Я киваю, но он медлит. Он ждет тот самый Вопрос, но я уже вижу на его лице нечто вроде ответа. Наши помощники должны быть неиспорченными, созданными из безупречных генов, укрытых глубоко внутри железно-базальтовой обшивки «Эри», где им не угрожает смертоносный радиационный ливень «фиолетового смещения». И все же у этого парня есть дефекты. Я вижу их на его лице. Вижу, как крошечные пары нуклеотидов в хромосомах резонируют от микроуровня к макроуровню и делают его чуточку неисправным. Выглядит он так, как будто вырос на планете. И как будто его родителей всю жизнь лупил ничем не смягченный солнечный свет.


Насколько же далеко мы уже оказались, если даже наши безупречные строительные блоки настолько поизносились? Сколько времени у нас на это ушло? И как долго я была мертва?


«Как долго?» Это и есть первый вопрос, который задают все.
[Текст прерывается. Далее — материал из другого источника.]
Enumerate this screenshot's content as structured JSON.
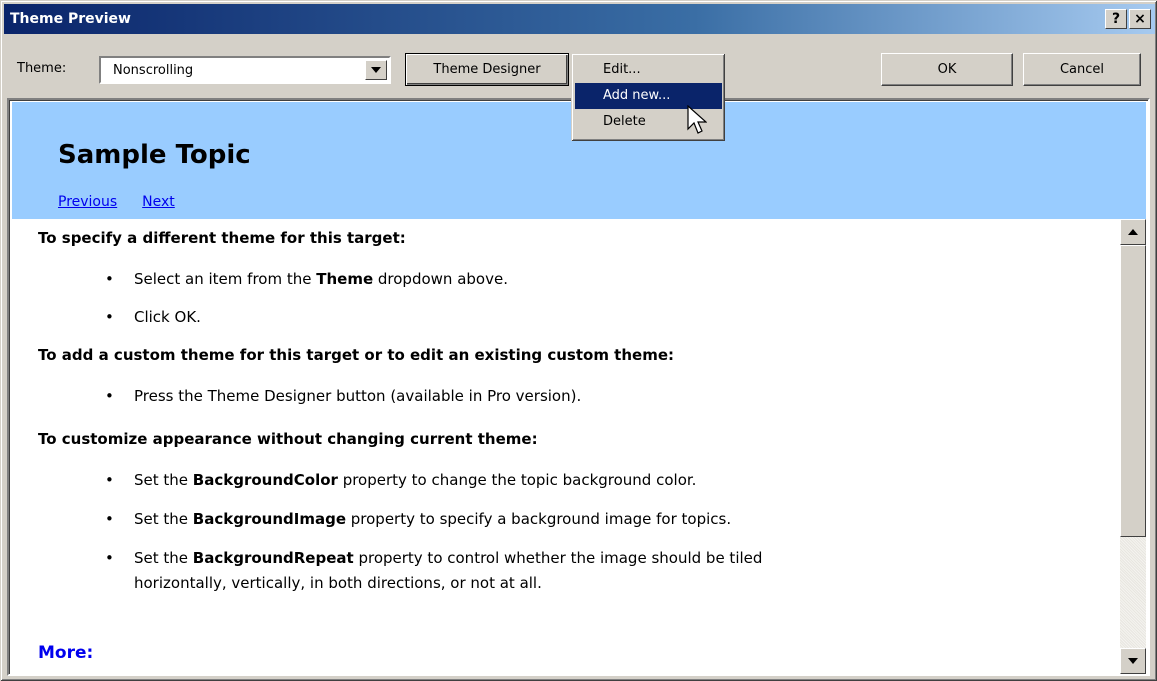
{
  "window": {
    "title": "Theme Preview",
    "help_glyph": "?",
    "close_glyph": "×"
  },
  "toolbar": {
    "theme_label": "Theme:",
    "theme_value": "Nonscrolling",
    "theme_designer_label": "Theme Designer",
    "ok_label": "OK",
    "cancel_label": "Cancel"
  },
  "menu": {
    "items": [
      {
        "label": "Edit..."
      },
      {
        "label": "Add new...",
        "selected": true
      },
      {
        "label": "Delete"
      }
    ]
  },
  "topic": {
    "title": "Sample Topic",
    "nav_previous": "Previous",
    "nav_next": "Next",
    "heading1": "To specify a different theme for this target:",
    "h1_item1_pre": "Select an item from the ",
    "h1_item1_bold": "Theme",
    "h1_item1_post": " dropdown above.",
    "h1_item2": "Click OK.",
    "heading2": "To add a custom theme for this target or to edit an existing custom theme:",
    "h2_item1": "Press the Theme Designer button (available in Pro version).",
    "heading3": "To customize appearance without changing current theme:",
    "h3_item1_pre": "Set the ",
    "h3_item1_bold": "BackgroundColor",
    "h3_item1_post": " property to change the topic background color.",
    "h3_item2_pre": "Set the ",
    "h3_item2_bold": "BackgroundImage",
    "h3_item2_post": " property to specify a background image for topics.",
    "h3_item3_pre": "Set the ",
    "h3_item3_bold": "BackgroundRepeat",
    "h3_item3_post": " property to control whether the image should be tiled",
    "h3_item3_line2": "horizontally, vertically, in both directions, or not at all.",
    "more": "More:"
  },
  "colors": {
    "header_bg": "#99ccff",
    "titlebar": "#0a246a",
    "menu_highlight": "#0a246a",
    "link": "#0000ee"
  },
  "icons": {
    "combo_arrow": "triangle-down-icon",
    "scroll_up": "triangle-up-icon",
    "scroll_down": "triangle-down-icon",
    "cursor": "arrow-pointer-icon"
  }
}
Но прошло уже столько времени, что я не хочу это знать.


* * *


Когда я прихожу на мостик, он одиноко сидит возле объемного тактического дисплея, который мы называем Баком. Глаза у него полны пиктограмм и траекторий. Кажется, я вижу в них и кусочек себя.


— Не расслышала твоего имени, — говорю я, хотя уже заглянула в корабельный манифест. Мы только что впервые увиделись, а я уже лгу.


— Дикс. — Он не сводит глаз с Бака.


Ему больше десяти тысяч лет. Из них он прожил около двадцати. Мне хотелось бы узнать, много ли ему известно, с кем он познакомился за эти жалкие два десятилетия: видел ли он Ишмаэля или Конни? Известно ему, удалось ли Санчесу уладить свой конфликт с бессмертием?


Я хочу знать, но не спрашиваю. Таковы правила.


Оглядываюсь:


— Мы только вдвоем?


Дикс кивает:


— Пока вдвоем. Если понадобится, разбудим еще. Но…


Он замолкает.


— Что?


— Ничего.


Я сажусь рядом с ним возле Бака. Там висят просвечивающиеся клубы и полосы, похожие на замерзший дым с цветовой кодировкой. Мы на краю облака молекулярной пыли. Оно теплое, полуорганическое, там много разных веществ. Формальдегид, этиленгликоль, обычные пребиотики — строительные блоки для создания сложных органических молекул. Хорошее место для быстрой стройки. В центре Бака тускло светится красный карлик. Шимп назвал его DHF428 по причинам, которые меня давно перестали заботить.